The requirement to separate lending and deposit-taking activities from insurance sales affects the banks' insurance sales efforts significantly. Many banks, both large and small, are developing ways to streamline their delivery systems, for example, by the use of more compact physical facilities and a greater reliance on technology. At the same time, banks are striving to increase convenience and product choices to consumers. A restriction on the physical location of insurance activities would require the bank to devote more physical space to all three types of activities than is otherwise necessary, raising costs at bank facilities. Similar to the effect of the requirement in section 6 for a separate insurance sales force, this requirement in section 14 substantively intrudes into and disrupts bank operations by effectively prohibiting a bank from conducting all three activities without incurring substantial, unnecessary costs to reconfigure its physical space.

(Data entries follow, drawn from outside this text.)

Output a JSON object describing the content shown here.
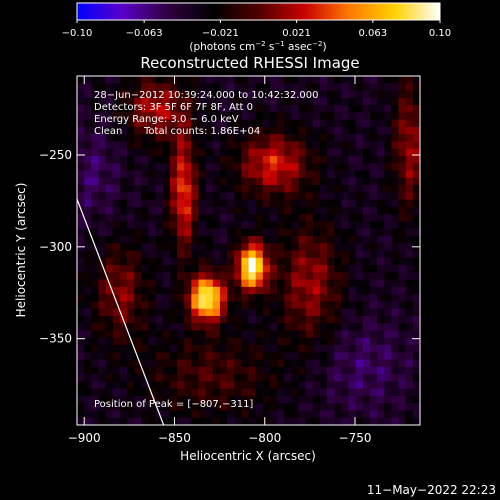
{
  "chart_data": {
    "type": "heatmap",
    "title": "Reconstructed RHESSI Image",
    "xlabel": "Heliocentric X (arcsec)",
    "ylabel": "Heliocentric Y (arcsec)",
    "xlim": [
      -904,
      -714
    ],
    "ylim": [
      -397,
      -207
    ],
    "x_ticks": [
      -900,
      -850,
      -800,
      -750
    ],
    "x_tick_labels": [
      "−900",
      "−850",
      "−800",
      "−750"
    ],
    "y_ticks": [
      -250,
      -300,
      -350
    ],
    "y_tick_labels": [
      "−250",
      "−300",
      "−350"
    ],
    "colorbar": {
      "range": [
        -0.1,
        0.1
      ],
      "ticks": [
        -0.1,
        -0.063,
        -0.021,
        0.021,
        0.063,
        0.1
      ],
      "tick_labels": [
        "−0.10",
        "−0.063",
        "−0.021",
        "0.021",
        "0.063",
        "0.10"
      ],
      "label_prefix": "(photons cm",
      "label_sup1": "−2",
      "label_mid1": " s",
      "label_sup2": "−1",
      "label_mid2": " asec",
      "label_sup3": "−2",
      "label_suffix": ")",
      "colors": [
        "#0000ff",
        "#5a00c8",
        "#300040",
        "#000000",
        "#500000",
        "#c80000",
        "#ff7800",
        "#ffd200",
        "#ffffff"
      ]
    },
    "annotations": {
      "time_range": "28−Jun−2012 10:39:24.000 to 10:42:32.000",
      "detectors": "Detectors: 3F 5F 6F 7F 8F, Att 0",
      "energy": "Energy Range: 3.0 − 6.0 keV",
      "method": "Clean",
      "counts": "Total counts: 1.86E+04",
      "peak": "Position of Peak = [−807,−311]"
    },
    "sources": [
      {
        "x": -807,
        "y": -311,
        "peak": 0.1
      },
      {
        "x": -832,
        "y": -328,
        "peak": 0.095
      }
    ],
    "limb_curve": [
      [
        -904,
        -274
      ],
      [
        -856,
        -397
      ]
    ],
    "footer_date": "11−May−2022 22:23"
  }
}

Higher costs will impede the bank's ability to offer insurance products and reduce the availability of those products to consumers.
From a consumer's standpoint, the OCC has noted, the convenience and ease of using a streamlined facility diminishes if the facility cannot offer the full panoply of services available at a traditional brick and mortar facility.

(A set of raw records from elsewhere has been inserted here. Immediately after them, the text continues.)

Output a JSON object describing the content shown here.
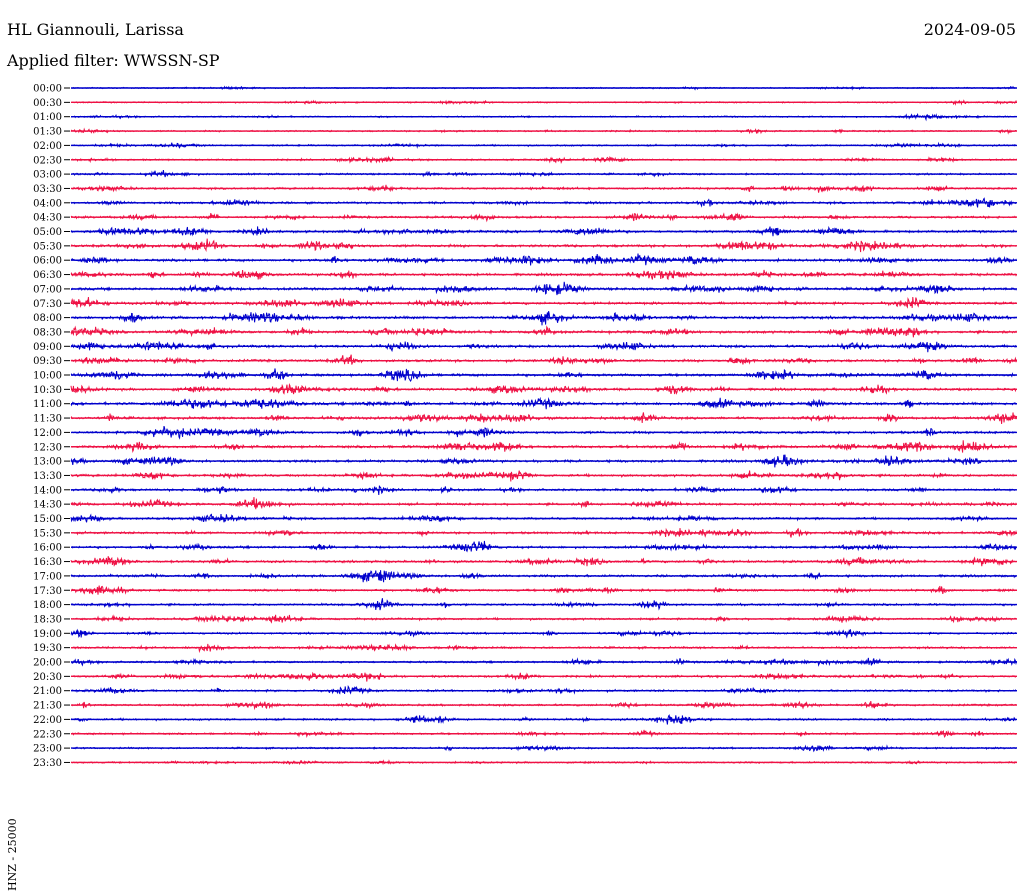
{
  "header": {
    "station": "HL Giannouli, Larissa",
    "date": "2024-09-05",
    "filter": "Applied filter: WWSSN-SP"
  },
  "channel_label": "HNZ - 25000",
  "chart_data": {
    "type": "line",
    "title": "HL Giannouli, Larissa",
    "date": "2024-09-05",
    "subtitle": "Applied filter: WWSSN-SP",
    "ylabel": "HNZ - 25000",
    "row_interval_minutes": 30,
    "rows": [
      "00:00",
      "00:30",
      "01:00",
      "01:30",
      "02:00",
      "02:30",
      "03:00",
      "03:30",
      "04:00",
      "04:30",
      "05:00",
      "05:30",
      "06:00",
      "06:30",
      "07:00",
      "07:30",
      "08:00",
      "08:30",
      "09:00",
      "09:30",
      "10:00",
      "10:30",
      "11:00",
      "11:30",
      "12:00",
      "12:30",
      "13:00",
      "13:30",
      "14:00",
      "14:30",
      "15:00",
      "15:30",
      "16:00",
      "16:30",
      "17:00",
      "17:30",
      "18:00",
      "18:30",
      "19:00",
      "19:30",
      "20:00",
      "20:30",
      "21:00",
      "21:30",
      "22:00",
      "22:30",
      "23:00",
      "23:30"
    ],
    "colors": [
      "#0000cc",
      "#ee1144"
    ],
    "relative_amplitude": [
      0.15,
      0.2,
      0.25,
      0.25,
      0.3,
      0.35,
      0.4,
      0.45,
      0.55,
      0.6,
      0.65,
      0.8,
      0.75,
      0.7,
      0.75,
      0.7,
      0.8,
      0.75,
      0.75,
      0.7,
      0.75,
      0.7,
      0.75,
      0.7,
      0.7,
      0.75,
      0.7,
      0.65,
      0.6,
      0.6,
      0.55,
      0.6,
      0.65,
      0.65,
      0.6,
      0.55,
      0.5,
      0.5,
      0.45,
      0.5,
      0.5,
      0.55,
      0.5,
      0.5,
      0.45,
      0.4,
      0.35,
      0.3
    ],
    "grid": false
  }
}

The Federal insurance consumer protection statute and regulations avoid this result by requiring that the routine acceptance of deposits is kept, to the extent practicable, physically segregated from insurance product activity. In order to comply with Federal law, national banks must separate only deposit-taking from insurance sales, and only to the extent practicable.
See 12 U.S.C. 1831×(d); 12 CFR 14.50.
The West Virginia statute permits the Commissioner to grant a waiver from the physical segregation requirement upon written request. However, the request must demonstrate that “compliance is not possible,” and must identify the steps the bank will take to “minimize customer confusion.” As we have said in our discussion of section 6 of the West Virginia statute, a state-administered waiver provision does not erase the conflict between the state provision and Federal law. Under the Barnett standards, a state may not condition a national bank's exercise of a Federally authorized power unless a Federal statute directs that result. Here, the State law imposes requirements that are expensive, disruptive of ongoing bank operations, and, in some cases, impossible to implement. Accordingly, section 14 of the West Virginia statute is preempted.
We trust the conclusions expressed in this letter are responsive to the preemption issues you have identified.
Sincerely,
Julie L. Williams,
First Senior Deputy Comptroller and Chief Counsel.